Dans un café parisien, Titus quitte Bérénice. Il l’aime, mais pas assez pour continuer à faire souffrir son épouse légitime. Bérénice, terrassée par la douleur s’interroge. Titus l’aime-t-elle autant qu’elle l’aime ? Elle relit la pièce de Racine et découvre le génie du poète. Elle veut comprendre comment un homme du XVIIème a pu explorer l’âme féminine avec tant de réalisme. Alors elle va se plonger dans son œuvre et tout lire pour tenter de comprendre. Elle veut faire de Racine son « frère de douleur », veut tout connaître de sa vie, de ses amours, de ses interrogations, devenir son double, s’imprégner de son style, de sa langue pour exprimer à son tour sa propre détresse dans le « langage du chagrin » qu’utilise le poète.

 

Elle découvre la vie de Racine, son enfance à Port-Royal, son éducation très religieuse avec ses maîtres jansénistes, puis sa découverte du monde, de la cour, des femmes et surtout du Roi à qui il va porter toute sa vie une admiration troublante. Racine est écartelé entre cette nouvelle vie de cour ou le plaisir est règle et son éducation janséniste. Ce combat permanent entre les vertus de rigueur, d’austérité et de dépouillement que ses maîtres lui ont enseignées et la vie qu’il mène à la cour vont devenir le thème de ses tragédies dont les héroïnes sont toutes des femmes amoureuses : Andromaque, Phèdre, Iphigénie, Athalie, Bérénice… qui pour vivre leurs passions vont défier la morale, au grand dam des ses anciens maîtres jansénistes qui blâment à la fois ses tragédies et sa conduite à la cour.

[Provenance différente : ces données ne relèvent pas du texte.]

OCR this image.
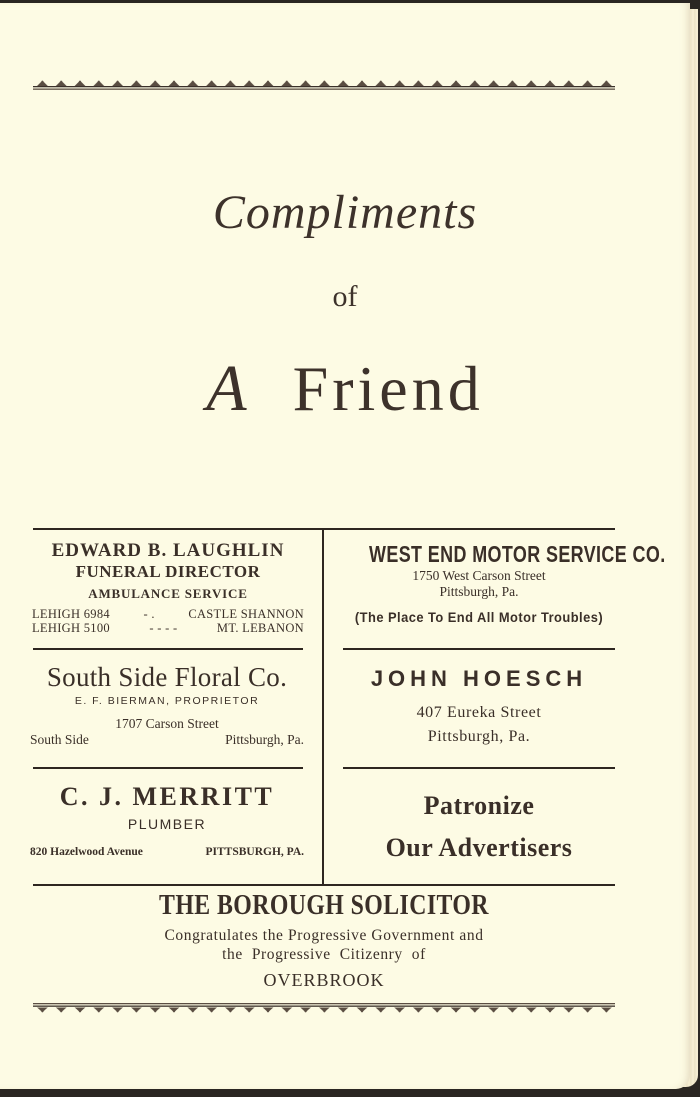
Compliments
of
A Friend
EDWARD B. LAUGHLIN
FUNERAL DIRECTOR
AMBULANCE SERVICE
LEHIGH 6984	- .	CASTLE SHANNON
LEHIGH 5100	- - - -	MT. LEBANON
WEST END MOTOR SERVICE CO.
1750 West Carson Street
Pittsburgh, Pa.
(The Place To End All Motor Troubles)
South Side Floral Co.
E. F. BIERMAN, PROPRIETOR
1707 Carson Street
South Side	Pittsburgh, Pa.
JOHN HOESCH
407 Eureka Street
Pittsburgh, Pa.
C. J. MERRITT
PLUMBER
820 Hazelwood Avenue	PITTSBURGH, PA.
Patronize
Our Advertisers
THE BOROUGH SOLICITOR
Congratulates the Progressive Government and
the  Progressive  Citizenry  of
OVERBROOK
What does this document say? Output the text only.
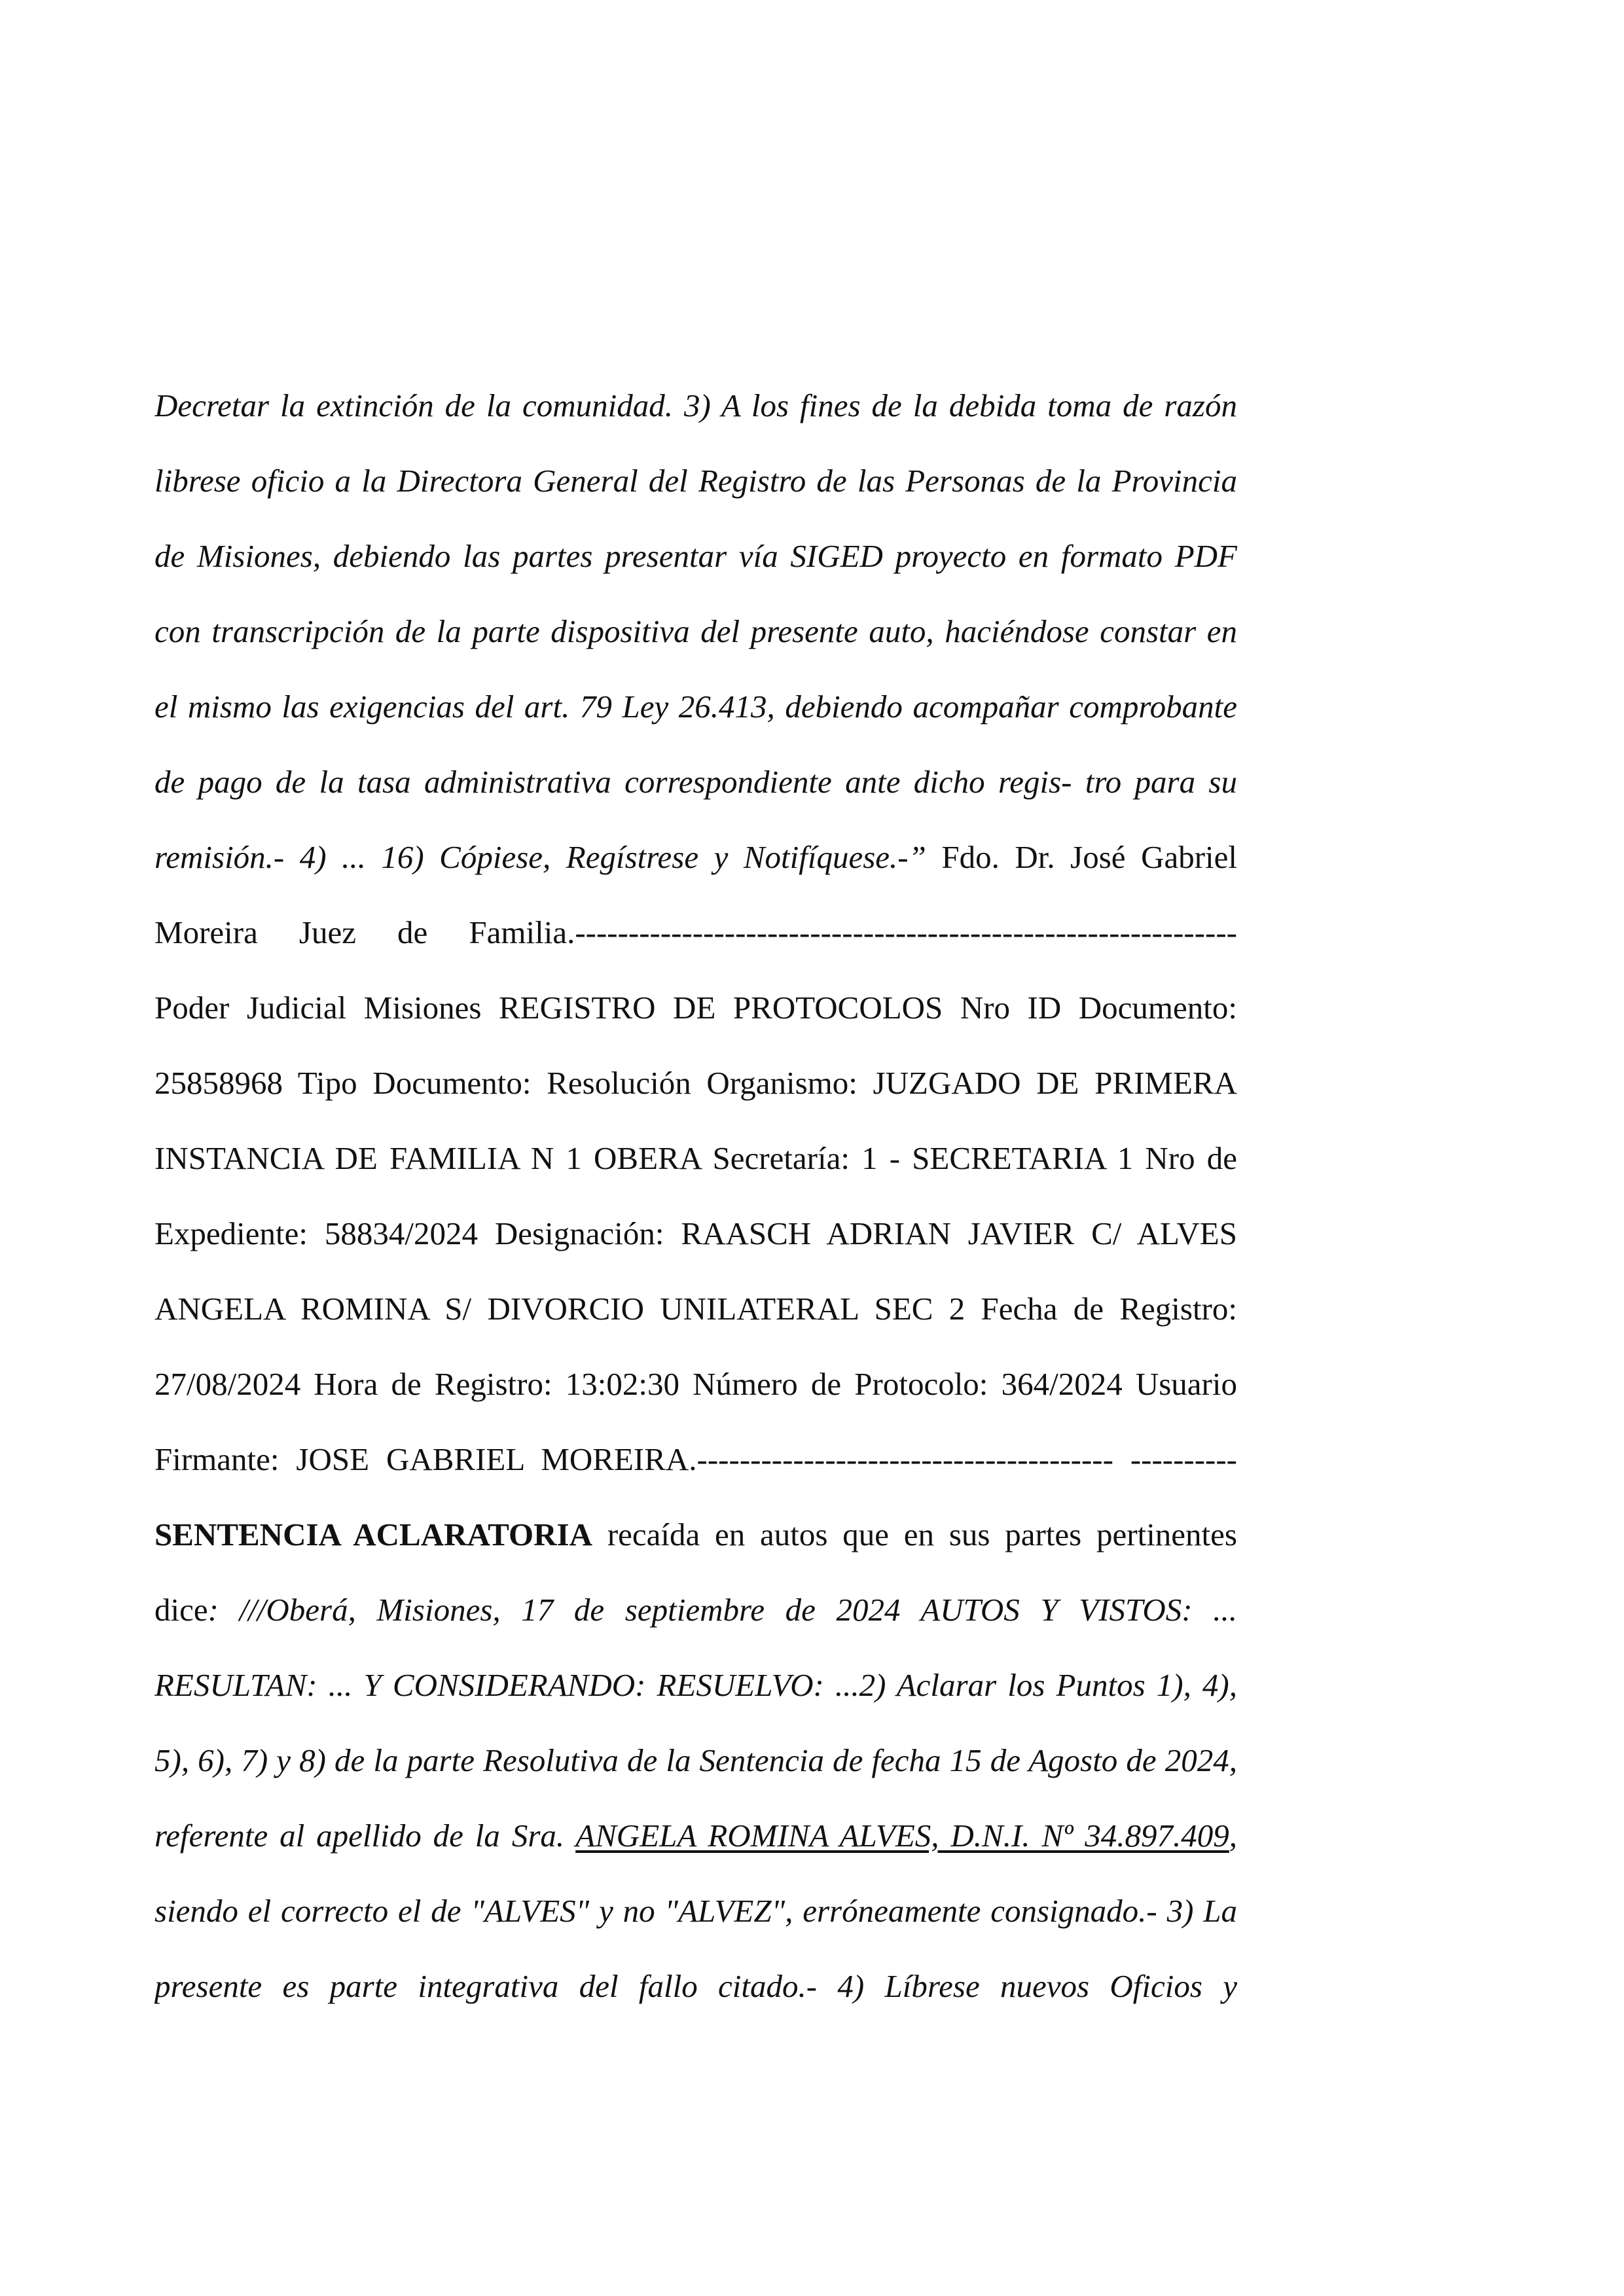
Decretar la extinción de la comunidad. 3) A los fines de la debida toma de razón
librese oficio a la Directora General del Registro de las Personas de la Provincia
de Misiones, debiendo las partes presentar vía SIGED proyecto en formato PDF
con transcripción de la parte dispositiva del presente auto, haciéndose constar en
el mismo las exigencias del art. 79 Ley 26.413, debiendo acompañar comprobante
de pago de la tasa administrativa correspondiente ante dicho regis- tro para su
remisión.- 4) ... 16) Cópiese, Regístrese y Notifíquese.-” Fdo. Dr. José Gabriel
Moreira Juez de Familia.--------------------------------------------------------------
Poder Judicial Misiones REGISTRO DE PROTOCOLOS Nro ID Documento:
25858968 Tipo Documento: Resolución Organismo: JUZGADO DE PRIMERA
INSTANCIA DE FAMILIA N 1 OBERA Secretaría: 1 - SECRETARIA 1 Nro de
Expediente: 58834/2024 Designación: RAASCH ADRIAN JAVIER C/ ALVES
ANGELA ROMINA S/ DIVORCIO UNILATERAL SEC 2 Fecha de Registro:
27/08/2024 Hora de Registro: 13:02:30 Número de Protocolo: 364/2024 Usuario
Firmante: JOSE GABRIEL MOREIRA.--------------------------------------- ----------
SENTENCIA ACLARATORIA recaída en autos que en sus partes pertinentes
dice: ///Oberá, Misiones, 17 de septiembre de 2024 AUTOS Y VISTOS: ...
RESULTAN: ... Y CONSIDERANDO: RESUELVO: ...2) Aclarar los Puntos 1), 4),
5), 6), 7) y 8) de la parte Resolutiva de la Sentencia de fecha 15 de Agosto de 2024,
referente al apellido de la Sra. ANGELA ROMINA ALVES, D.N.I. Nº 34.897.409,
siendo el correcto el de "ALVES" y no "ALVEZ", erróneamente consignado.- 3) La
presente es parte integrativa del fallo citado.- 4) Líbrese nuevos Oficios y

Pour tenter de comprendre ce qu’est la passion, l’auteur multiplie les exemples et nous offre plusieurs versions qui se déroulent à des siècles différents. D’abord, dans l’antiquité avec les personnages de la pièce puis, au XVIIème avec Racine et Du Parc la grande tragédienne, son actrice fétiche, puis Racine et Marie qui à la mort de Du Parc la remplacera dans le cœur du poète ; et enfin cette version contemporaine, un autre Titus, une autre Bérénice qui vont s’aimer et se quitter.

Titus aimait-il Bérénice autant que Bérénice aimait Titus ?

La question restera sans réponse. « …vouloir comprendre ce qu’on appelle l’amour, c’est vouloir attraper le vent » nous dit l’auteure.